Samyang Foods PO 1Q21 fell 46% year on year, without consensus. As the company continues to face unfavorable forex market conditions, higher raw material costs, and rising shipping costs, lowering expectations in the near term is inevitable. However, emphasizing that these factors have nothing to do with the actual decrease in demand, we consider that the medium and long term growth of the company abroad remains valid.

Sustainable phase where the influence of macro-variables is important

While maintaining a buy rating, we are lowering our TP on Samyang Foods from 160,000 W to 130,000 W due to downward adjustments to our earnings estimates. Due to unfavorable foreign exchange market conditions, rising cost of raw materials, and rising ocean freight rates, lowering short-term expectations is inevitable in today’s difficult trading environment.

We note that the company’s recent profit issues have been further exacerbated by difficulties securing vessels amid a global logistics crisis – such a drop in profits is not related to a problem of declining local demand. . With over 50% of its sales coming from overseas exports, we believe that the positive expectations for the medium / long term growth prospects of Samyang Foods as a leading exporter in the F&B industry remain valid. . From a medium / long term perspective, overseas growth is expected to continue as the company’s exports continue to diversify to the United States and Japan, as well as to China.

â–¶ 1Q21 review: the overall cost burden increases

Samyang Foods recorded in 1Q21 a consolidated turnover of 140 billion W (-10.5% yy) and a PO of 14.4 billion W (-46.2% yy), the two figures lacking consensus on the overall cost increase and negative base burden in yy.

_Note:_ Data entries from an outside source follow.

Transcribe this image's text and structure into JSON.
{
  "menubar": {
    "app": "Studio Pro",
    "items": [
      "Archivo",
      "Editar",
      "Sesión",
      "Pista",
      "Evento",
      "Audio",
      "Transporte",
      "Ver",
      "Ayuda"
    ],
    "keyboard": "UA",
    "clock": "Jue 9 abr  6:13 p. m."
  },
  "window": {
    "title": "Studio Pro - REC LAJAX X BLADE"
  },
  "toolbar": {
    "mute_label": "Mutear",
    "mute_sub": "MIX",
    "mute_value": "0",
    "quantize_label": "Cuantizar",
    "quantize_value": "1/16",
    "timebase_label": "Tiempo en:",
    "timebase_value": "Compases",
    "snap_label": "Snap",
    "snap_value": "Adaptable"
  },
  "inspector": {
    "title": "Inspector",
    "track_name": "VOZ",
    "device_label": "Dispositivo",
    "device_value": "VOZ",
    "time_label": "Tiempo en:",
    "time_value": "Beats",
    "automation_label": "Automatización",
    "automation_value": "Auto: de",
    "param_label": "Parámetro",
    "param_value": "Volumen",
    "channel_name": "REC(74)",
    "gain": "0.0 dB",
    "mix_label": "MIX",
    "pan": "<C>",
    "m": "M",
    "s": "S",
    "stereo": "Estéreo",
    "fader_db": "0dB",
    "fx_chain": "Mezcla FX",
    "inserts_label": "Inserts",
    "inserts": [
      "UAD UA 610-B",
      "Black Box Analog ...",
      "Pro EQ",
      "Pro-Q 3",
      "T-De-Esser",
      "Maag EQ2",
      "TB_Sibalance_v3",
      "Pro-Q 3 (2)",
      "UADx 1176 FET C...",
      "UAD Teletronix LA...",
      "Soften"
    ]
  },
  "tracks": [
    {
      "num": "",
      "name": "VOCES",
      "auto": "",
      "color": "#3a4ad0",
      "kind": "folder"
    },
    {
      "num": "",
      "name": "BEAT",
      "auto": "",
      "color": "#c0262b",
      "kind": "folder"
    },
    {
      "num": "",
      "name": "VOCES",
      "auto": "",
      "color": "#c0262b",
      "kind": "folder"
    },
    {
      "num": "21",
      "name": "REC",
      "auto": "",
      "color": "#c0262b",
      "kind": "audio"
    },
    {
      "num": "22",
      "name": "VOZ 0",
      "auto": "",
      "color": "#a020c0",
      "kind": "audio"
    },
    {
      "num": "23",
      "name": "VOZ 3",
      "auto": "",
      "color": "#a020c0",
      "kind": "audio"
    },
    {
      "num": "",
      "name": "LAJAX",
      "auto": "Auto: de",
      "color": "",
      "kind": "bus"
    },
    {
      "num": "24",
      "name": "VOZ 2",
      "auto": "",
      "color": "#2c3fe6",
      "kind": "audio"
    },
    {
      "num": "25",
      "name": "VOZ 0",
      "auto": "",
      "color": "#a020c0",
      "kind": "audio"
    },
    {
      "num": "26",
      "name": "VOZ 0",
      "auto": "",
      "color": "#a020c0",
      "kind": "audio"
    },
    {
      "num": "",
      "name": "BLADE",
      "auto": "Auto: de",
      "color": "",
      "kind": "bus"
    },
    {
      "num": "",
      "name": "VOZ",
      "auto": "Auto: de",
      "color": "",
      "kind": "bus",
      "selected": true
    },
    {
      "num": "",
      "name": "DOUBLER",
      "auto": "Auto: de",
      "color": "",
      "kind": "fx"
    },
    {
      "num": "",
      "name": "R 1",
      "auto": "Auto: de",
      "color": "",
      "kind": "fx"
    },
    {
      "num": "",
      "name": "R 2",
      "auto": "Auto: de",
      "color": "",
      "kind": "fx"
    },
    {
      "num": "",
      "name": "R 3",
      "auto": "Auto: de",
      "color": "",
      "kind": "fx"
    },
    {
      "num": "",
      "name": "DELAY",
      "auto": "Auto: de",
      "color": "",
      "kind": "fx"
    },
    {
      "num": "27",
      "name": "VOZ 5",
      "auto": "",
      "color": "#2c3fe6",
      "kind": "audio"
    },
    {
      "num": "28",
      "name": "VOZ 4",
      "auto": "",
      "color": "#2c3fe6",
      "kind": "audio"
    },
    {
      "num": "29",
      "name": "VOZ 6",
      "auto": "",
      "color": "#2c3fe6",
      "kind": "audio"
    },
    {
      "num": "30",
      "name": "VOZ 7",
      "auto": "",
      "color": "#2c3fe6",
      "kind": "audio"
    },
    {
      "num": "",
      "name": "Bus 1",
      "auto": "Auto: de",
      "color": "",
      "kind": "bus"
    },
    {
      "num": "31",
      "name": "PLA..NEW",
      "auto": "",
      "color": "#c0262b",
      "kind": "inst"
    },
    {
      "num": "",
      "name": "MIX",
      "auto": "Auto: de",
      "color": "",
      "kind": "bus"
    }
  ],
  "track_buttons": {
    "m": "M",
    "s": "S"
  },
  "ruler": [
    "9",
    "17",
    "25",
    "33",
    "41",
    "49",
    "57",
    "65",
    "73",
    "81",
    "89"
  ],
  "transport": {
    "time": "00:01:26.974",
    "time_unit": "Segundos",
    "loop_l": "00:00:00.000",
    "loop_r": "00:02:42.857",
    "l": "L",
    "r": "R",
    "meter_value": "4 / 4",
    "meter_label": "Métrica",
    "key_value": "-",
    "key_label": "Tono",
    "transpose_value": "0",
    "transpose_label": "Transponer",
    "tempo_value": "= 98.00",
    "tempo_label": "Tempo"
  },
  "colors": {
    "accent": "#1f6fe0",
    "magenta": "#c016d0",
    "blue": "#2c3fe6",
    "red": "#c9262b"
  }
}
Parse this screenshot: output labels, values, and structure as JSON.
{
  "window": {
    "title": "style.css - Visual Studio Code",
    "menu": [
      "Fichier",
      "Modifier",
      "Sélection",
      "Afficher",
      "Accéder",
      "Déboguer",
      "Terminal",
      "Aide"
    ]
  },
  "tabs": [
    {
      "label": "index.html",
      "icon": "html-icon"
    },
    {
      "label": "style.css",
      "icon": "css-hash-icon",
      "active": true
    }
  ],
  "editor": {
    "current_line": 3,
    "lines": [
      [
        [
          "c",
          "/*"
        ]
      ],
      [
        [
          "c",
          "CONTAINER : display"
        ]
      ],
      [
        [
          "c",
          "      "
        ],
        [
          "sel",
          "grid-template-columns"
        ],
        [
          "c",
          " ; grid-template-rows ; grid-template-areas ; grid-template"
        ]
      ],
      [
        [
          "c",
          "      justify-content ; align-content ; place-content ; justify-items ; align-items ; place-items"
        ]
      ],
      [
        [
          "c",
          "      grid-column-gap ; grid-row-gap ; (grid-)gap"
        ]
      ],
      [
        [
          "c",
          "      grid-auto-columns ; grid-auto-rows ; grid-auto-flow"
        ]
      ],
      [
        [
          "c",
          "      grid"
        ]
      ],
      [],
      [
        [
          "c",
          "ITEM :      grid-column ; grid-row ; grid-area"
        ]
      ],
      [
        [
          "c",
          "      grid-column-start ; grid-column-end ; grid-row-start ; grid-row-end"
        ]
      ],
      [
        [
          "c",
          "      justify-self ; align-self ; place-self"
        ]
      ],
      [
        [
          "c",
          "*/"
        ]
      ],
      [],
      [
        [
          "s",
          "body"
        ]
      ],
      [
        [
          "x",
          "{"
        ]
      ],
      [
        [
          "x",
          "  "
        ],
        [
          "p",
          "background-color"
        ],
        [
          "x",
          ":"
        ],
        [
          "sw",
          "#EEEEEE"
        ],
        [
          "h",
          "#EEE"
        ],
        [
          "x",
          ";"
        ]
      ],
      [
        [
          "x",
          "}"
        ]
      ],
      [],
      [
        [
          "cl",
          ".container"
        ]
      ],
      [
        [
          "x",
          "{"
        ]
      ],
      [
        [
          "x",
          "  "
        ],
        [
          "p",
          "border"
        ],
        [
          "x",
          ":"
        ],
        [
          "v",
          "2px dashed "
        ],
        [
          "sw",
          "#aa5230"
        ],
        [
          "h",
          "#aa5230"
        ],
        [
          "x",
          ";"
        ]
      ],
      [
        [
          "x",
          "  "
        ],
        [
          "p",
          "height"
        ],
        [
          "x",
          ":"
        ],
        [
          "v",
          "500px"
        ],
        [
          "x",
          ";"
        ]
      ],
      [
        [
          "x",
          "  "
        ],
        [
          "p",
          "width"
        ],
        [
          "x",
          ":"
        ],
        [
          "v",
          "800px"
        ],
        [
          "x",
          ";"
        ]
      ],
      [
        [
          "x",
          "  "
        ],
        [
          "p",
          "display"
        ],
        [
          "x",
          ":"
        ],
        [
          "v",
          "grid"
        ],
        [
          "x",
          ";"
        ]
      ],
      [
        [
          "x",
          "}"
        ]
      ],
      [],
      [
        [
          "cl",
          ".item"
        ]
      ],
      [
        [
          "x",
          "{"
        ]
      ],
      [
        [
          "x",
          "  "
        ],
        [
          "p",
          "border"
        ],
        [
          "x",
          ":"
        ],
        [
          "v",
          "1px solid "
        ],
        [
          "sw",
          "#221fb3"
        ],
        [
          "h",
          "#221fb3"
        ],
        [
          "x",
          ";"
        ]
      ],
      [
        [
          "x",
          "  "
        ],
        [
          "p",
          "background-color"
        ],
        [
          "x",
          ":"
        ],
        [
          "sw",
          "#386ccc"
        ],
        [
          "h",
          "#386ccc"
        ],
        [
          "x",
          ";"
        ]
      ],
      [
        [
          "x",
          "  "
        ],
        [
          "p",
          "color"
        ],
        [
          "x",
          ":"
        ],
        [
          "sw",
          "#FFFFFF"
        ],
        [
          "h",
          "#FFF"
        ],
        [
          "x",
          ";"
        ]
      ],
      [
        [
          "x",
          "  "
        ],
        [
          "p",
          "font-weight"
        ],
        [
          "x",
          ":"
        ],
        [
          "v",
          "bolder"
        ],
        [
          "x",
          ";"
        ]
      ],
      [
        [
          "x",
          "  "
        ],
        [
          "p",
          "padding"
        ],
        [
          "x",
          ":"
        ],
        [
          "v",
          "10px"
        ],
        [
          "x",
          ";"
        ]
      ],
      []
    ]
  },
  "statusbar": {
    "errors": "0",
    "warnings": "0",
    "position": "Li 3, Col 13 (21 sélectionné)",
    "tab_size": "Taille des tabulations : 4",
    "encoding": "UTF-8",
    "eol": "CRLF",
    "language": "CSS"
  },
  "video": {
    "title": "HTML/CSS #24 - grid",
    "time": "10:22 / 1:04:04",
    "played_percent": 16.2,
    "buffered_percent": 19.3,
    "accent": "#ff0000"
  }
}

Having a high share of absolute sales coming from exports, Samyang has been negatively impacted by the unfavorable forex market conditions that persist since 2H20. In Korea, the effects of the pandemic (including the hoarding phenomenon caused by Covid-19) last year resulted in a high base load for sales. Overall exports to China (1Q21E: -10% yy), the United States (-20% yy) and Southeast Asia (-8 ~ -9% yy) also showed a decline of one year. In addition to the high base effect, the company encountered difficulties in securing maritime transport and therefore was unable to meet foreign demand, a development which in turn accelerated the deterioration of its profits.

Overall costs have also worsened yy. The COGS / sales ratio increased 4.5% per year due to higher raw material costs (focused on palm oil), and the SG&A / sales ratio increased 2.4% per year. year.